Le ticket à l’unité augmente de 1,50 euro à 1,60 euro, le carnet de dix tickets, de 14 à 15 euros, le passe annuel de 545 à 582 euros. A Nantes, la hausse moyenne des tarifs des transports publics sera de 5% le 1er juillet prochain.

Cette augmentation, supérieure à celle d’1% de plus que l’inflation, pratiquée systématiquement ces dernières années, pour préserver les capacités de financement du réseau de transports, apparaît comme une mise à plat de Johanna Rolland, celle qui a succédé à Jean-Marc Ayrault, à la direction de la ville.

« C’est une hausse de rattrapage après une augmentation de l’offre de transports bien plus importante que prévu », explique-t-on dans l’entourage du nouveau maire. Il y a eu, depuis 2013, le lancement des lignes de bus rapide (Chronobus) et, dans leur sillage, des fréquences de passage plus grandes sur les lignes classiques. Au total, un million de kilomètres du bus supplémentaires par an sont effectués (3,5 millions au lieu de 2,5 millions) par rapport au programme du début des années 2010, quand Nantes se met à préférer le bus rapide, moins cher que le tramway.

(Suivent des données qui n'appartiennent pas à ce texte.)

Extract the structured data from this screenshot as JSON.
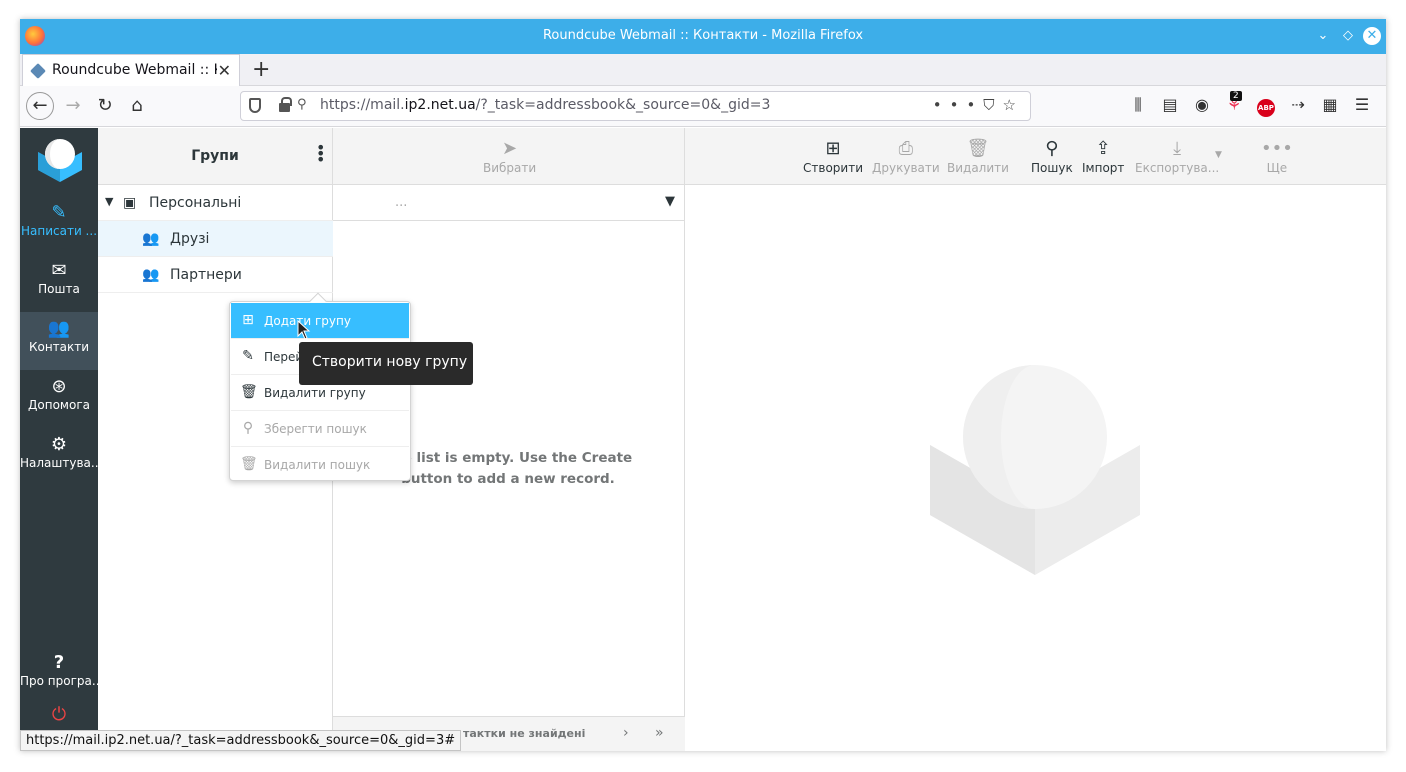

Le mouvement est lancé en 2009, par une forte augmentation des tarifs (11%). Nantes veut faire remonter le niveau des recettes de son réseau. S’ensuit une politique continue d’augmentations annuelles de ses tarifs d’1% de plus que l’inflation. La recette de billetterie atteint 38,5% du coût du transport.

 

Le CICE n’a pas suffi

Un bon chiffre qui ne se maintient pas. Au final, un million de kilomètres en plus, c’est cinq millions d’euros de moins dans les comptes des transports nantais, qui ne peuvent pas être compensés ni par les efforts de productivité, ni par le CICE (Crédit d’impôts compétitivité emploi). La hausse des tarifs 2015 de 5% est donc là pour combler l’écart résiduel et stabiliser cette part du coût du transport public payée par les usagers à 38,5%.

La nouvelle équipe métropolitaine ne veut plus, pour le moment, que les recettes continuent de rattraper les dépenses. Il faudra sans doute attendre une véritable reprise économique pour demander cela aux usagers. Pour Johanna Rolland, cette hausse des tarifs est une façon d’apurer les comptes avant le flot de dépenses s’imposant dans les années qui viennent.

Qu’il s’agisse du remplacement des rails du tramway, des tramways eux-mêmes et de la moitié des bus, le programme doit en être précisé d’ici la fin de l’année. Une vague de bus articulés (80) au GNV vient déjà d’être commandée pour près de 50 millions. Ils rentreront en service en 2016 et 2017. La société des transports nantais est chargée d’une étude du choix des technologies et des nouveaux véhicules à partir de 2018.

Quant aux développements, aux projets d’augmentation de la capacité d’emport du transport public, véritable priorité pour maintenir la qualité du service alors que la population continue d’augmenter, il n’est pas exclus qu’ils réclament d’autres hausses de tarifs à l’avenir, Nantes refusant celles de ses impôts locaux.